As tarifas consolidadas
são aquelas tarifas que os países inserem na OMC como suas tarifas máximas de
importação, aquelas que eles consideram necessárias para a proteção dos seus
diversos setores produtivos. No caso do Brasil, tais tarifas situam-se em torno
de 35%.
Pois bem, a equipe
econômica pretende rever tais tarifas, com redução sensível de seu teto.

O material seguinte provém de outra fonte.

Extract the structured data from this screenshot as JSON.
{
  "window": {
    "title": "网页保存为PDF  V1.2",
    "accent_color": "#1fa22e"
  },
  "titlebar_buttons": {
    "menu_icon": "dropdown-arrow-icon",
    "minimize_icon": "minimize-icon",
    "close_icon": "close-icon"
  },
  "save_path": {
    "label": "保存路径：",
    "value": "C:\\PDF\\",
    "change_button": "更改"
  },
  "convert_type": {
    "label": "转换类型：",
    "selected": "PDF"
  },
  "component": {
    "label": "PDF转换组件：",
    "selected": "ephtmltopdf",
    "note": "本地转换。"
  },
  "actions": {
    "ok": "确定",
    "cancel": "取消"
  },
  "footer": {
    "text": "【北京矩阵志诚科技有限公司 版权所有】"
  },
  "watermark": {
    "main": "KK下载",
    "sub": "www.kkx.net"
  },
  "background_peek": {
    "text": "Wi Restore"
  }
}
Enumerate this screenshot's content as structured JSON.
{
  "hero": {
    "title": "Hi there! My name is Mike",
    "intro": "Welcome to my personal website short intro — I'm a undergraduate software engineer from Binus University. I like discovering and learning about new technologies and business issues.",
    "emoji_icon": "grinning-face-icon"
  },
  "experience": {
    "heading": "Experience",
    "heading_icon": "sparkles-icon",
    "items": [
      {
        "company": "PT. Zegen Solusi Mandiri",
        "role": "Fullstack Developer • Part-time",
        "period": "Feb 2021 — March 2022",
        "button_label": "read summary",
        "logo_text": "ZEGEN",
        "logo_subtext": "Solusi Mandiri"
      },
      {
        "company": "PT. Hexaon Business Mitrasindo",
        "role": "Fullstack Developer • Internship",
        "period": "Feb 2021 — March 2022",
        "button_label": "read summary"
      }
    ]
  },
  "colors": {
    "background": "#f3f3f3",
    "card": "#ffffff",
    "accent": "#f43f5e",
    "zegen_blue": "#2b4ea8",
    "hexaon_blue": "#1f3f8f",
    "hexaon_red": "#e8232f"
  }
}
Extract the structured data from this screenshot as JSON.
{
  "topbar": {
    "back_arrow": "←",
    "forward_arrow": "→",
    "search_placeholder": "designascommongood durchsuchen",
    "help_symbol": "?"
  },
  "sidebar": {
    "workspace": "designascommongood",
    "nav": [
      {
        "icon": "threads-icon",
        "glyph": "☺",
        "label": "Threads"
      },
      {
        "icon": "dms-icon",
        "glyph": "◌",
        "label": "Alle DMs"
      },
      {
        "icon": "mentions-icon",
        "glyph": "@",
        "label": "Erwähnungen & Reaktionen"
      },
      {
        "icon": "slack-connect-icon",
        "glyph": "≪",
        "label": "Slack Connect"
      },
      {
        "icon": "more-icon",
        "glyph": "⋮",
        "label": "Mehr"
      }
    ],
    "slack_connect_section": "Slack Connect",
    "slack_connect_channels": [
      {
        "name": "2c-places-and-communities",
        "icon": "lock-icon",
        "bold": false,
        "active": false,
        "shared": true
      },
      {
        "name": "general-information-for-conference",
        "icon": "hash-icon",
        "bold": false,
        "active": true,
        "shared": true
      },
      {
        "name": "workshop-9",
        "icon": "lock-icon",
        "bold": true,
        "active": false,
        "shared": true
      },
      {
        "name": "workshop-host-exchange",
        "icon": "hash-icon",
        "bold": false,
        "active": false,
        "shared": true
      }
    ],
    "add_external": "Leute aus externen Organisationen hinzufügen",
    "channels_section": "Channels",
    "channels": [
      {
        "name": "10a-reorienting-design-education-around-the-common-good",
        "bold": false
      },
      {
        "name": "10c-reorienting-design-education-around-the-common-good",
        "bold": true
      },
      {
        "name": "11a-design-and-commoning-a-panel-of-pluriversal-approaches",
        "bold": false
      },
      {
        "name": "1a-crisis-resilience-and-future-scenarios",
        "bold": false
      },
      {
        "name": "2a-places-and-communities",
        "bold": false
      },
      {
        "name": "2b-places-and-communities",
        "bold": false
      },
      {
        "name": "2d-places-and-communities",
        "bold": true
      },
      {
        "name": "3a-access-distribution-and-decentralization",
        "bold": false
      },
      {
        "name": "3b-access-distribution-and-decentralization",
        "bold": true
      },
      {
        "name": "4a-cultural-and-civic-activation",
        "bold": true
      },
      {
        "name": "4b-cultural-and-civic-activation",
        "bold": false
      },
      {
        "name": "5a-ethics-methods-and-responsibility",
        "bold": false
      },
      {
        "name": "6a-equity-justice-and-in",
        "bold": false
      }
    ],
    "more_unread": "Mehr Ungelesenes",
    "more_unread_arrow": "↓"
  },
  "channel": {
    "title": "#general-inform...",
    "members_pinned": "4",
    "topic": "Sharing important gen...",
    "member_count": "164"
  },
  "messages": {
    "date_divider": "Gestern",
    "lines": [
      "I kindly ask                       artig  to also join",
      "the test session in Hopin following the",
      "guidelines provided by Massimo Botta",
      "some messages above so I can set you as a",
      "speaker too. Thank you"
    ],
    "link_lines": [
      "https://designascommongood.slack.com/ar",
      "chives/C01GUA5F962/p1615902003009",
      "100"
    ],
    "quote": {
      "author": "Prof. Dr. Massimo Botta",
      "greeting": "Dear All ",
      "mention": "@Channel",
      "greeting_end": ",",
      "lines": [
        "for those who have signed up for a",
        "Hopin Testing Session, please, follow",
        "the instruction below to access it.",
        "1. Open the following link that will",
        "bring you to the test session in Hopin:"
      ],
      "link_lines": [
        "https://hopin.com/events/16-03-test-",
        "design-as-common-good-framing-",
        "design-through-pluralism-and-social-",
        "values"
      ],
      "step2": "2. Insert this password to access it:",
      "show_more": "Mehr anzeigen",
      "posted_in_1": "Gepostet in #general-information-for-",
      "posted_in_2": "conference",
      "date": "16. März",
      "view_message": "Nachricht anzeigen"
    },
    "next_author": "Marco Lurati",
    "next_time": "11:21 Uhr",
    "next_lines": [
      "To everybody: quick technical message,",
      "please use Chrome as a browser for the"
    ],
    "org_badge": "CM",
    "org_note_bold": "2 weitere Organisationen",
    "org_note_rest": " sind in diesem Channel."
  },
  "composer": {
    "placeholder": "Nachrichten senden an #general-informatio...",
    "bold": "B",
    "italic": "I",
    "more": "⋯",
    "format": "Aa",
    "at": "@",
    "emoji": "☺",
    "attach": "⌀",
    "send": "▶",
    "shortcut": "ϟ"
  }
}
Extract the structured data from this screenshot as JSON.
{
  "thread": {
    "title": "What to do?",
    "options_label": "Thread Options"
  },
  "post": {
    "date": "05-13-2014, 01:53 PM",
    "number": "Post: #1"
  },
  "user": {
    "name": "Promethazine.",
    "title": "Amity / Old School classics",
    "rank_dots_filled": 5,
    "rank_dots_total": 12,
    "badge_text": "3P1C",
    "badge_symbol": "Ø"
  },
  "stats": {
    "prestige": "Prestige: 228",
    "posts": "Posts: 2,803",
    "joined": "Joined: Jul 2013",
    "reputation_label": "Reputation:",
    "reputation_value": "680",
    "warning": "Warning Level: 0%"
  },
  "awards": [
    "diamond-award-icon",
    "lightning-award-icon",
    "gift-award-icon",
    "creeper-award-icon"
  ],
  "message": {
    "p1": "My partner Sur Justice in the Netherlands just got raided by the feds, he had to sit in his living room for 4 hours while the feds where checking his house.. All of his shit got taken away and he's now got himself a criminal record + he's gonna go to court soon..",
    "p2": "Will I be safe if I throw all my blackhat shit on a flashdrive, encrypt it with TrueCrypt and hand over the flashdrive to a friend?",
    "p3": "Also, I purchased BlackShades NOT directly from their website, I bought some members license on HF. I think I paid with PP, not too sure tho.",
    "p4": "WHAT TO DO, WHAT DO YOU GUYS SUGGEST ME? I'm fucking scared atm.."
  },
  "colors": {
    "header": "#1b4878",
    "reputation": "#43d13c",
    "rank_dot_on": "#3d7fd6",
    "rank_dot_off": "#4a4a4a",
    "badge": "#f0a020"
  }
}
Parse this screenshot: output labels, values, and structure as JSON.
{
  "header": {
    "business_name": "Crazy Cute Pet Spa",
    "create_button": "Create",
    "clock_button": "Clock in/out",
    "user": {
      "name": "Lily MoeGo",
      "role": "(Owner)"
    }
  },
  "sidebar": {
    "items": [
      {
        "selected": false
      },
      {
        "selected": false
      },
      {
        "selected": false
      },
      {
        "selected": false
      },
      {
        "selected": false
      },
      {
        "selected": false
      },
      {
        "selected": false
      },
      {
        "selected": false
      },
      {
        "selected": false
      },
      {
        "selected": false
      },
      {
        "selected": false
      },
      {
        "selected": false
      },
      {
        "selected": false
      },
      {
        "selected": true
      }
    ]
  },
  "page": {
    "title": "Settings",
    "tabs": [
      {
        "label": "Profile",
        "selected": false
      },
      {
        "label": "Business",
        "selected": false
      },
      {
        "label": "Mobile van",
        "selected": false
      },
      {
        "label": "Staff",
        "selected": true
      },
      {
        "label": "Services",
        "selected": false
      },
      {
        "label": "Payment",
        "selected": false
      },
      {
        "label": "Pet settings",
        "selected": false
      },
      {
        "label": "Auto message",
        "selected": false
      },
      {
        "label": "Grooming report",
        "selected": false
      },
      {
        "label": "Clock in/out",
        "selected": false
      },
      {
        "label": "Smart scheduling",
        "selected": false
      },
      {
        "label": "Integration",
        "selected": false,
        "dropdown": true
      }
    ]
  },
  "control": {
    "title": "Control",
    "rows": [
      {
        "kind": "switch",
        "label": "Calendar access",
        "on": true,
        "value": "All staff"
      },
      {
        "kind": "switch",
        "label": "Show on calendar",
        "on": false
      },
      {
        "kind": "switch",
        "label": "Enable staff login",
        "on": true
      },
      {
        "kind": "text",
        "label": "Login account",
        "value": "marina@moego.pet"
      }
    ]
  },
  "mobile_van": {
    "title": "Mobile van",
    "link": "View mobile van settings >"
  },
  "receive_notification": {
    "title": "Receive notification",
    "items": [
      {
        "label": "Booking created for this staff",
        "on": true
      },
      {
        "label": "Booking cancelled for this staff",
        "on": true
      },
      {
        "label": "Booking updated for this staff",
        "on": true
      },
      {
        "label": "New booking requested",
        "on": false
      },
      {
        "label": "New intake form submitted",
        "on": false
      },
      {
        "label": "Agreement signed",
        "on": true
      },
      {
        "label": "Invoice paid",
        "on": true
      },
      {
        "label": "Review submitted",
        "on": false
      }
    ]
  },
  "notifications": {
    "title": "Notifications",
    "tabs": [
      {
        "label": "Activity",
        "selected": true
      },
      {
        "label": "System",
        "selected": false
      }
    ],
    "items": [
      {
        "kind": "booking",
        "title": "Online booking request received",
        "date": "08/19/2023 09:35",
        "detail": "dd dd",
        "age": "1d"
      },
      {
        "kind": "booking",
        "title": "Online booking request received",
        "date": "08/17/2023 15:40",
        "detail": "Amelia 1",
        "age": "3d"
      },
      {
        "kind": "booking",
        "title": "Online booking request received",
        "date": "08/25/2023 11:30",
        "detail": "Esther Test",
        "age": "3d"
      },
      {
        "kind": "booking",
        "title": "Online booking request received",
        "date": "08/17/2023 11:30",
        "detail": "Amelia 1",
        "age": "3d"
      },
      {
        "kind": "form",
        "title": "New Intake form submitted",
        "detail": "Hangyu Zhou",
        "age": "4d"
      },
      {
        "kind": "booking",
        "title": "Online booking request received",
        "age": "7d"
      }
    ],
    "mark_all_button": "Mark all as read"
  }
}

Embora
ainda não se saiba exatamente o montante de tal redução e quais os setores que
seriam afetados, o objetivo é blindar,
na OMC, a opção neoliberal da abertura acrítica da economia, tão cara ao novo
tzar da economia, Paulo Guedes.
Uma vez inseridas, essas
novas tarifas reduzidas na OMC dificilmente elas seriam revertidas, o que
imporia aos próximos governos obstáculos de monta para a prática de políticas
comerciais mais protetivas, bem como empecilhos praticamente intransponíveis para
políticas de industrialização, o que aceleraria o processo desindustrialização
que hoje afeta o Brasil.
Hoje
mesmo (28/02/2019), o Ministério da Economia, mediante duas portarias, reduziu
a zero as alíquotas de importação, até 31 de dezembro de 2020, de cerca de 600
produtos de informática e bens de capital. Entre eles, estão impressoras,
certos tipos de tablets, servidores de informática, autoclaves, motores de
diversos tipos, combustores, fornos, bombas de vácuo, panelas, centrífugas,
paletizadores, máquinas de ensacamento, máquinas agrícolas de pulverização,
aspersores, empilhadeiras, tratores, perfuratrizes, máquinas de costura,
máquinas têxteis, centros de usinagem, fresadoras, prensas hidráulicas,
trilhos, trituradoras, etc., etc., etc. A lista é interminável. O dano à nossa
indústria também.
Mesmo que haja algum
ganho para outros setores econômicos da indústria, que pretendam comprar bens
de capital agora, nessa recessão, esse setor específico não terá nenhum
incentivo para produzir localmente.
No ano passado, nossa
indústria permaneceu praticamente estagnada (0,6%).
Obviamente, a combinação
dessas trapalhadas em política externa com essa política suicida de abertura
incondicional da economia implodirá o setor produtivo nacional, já gravemente
afetado pela recessão e a austeridade eternizada pela Emenda Constitucional nº
95.
Não bastasse, a contração
do crédito, a fragilização do BNDES, nosso único grande banco de investimentos,
bem como dos demais bancos públicos, e o fim da política de conteúdo local da
Petrobras, entre muitas outras medidas destruidoras, contribuirão também para a
configuração de uma tempestade
perfeita que poderá demolir a economia nacional e o Brasil soberano.
Teremos de fazer
“arminha” com mãos importadas. E nossa bandeira e nosso hino, mesmo que
memorizados à força por nossas crianças, não terão mais qualquer significado.
Restará, apenas, a eterna
vergonha de ter de bater continência para os EUA.
*É sociólogo, especialista em Relações Internacionais e assessor da liderança do PT no Senado.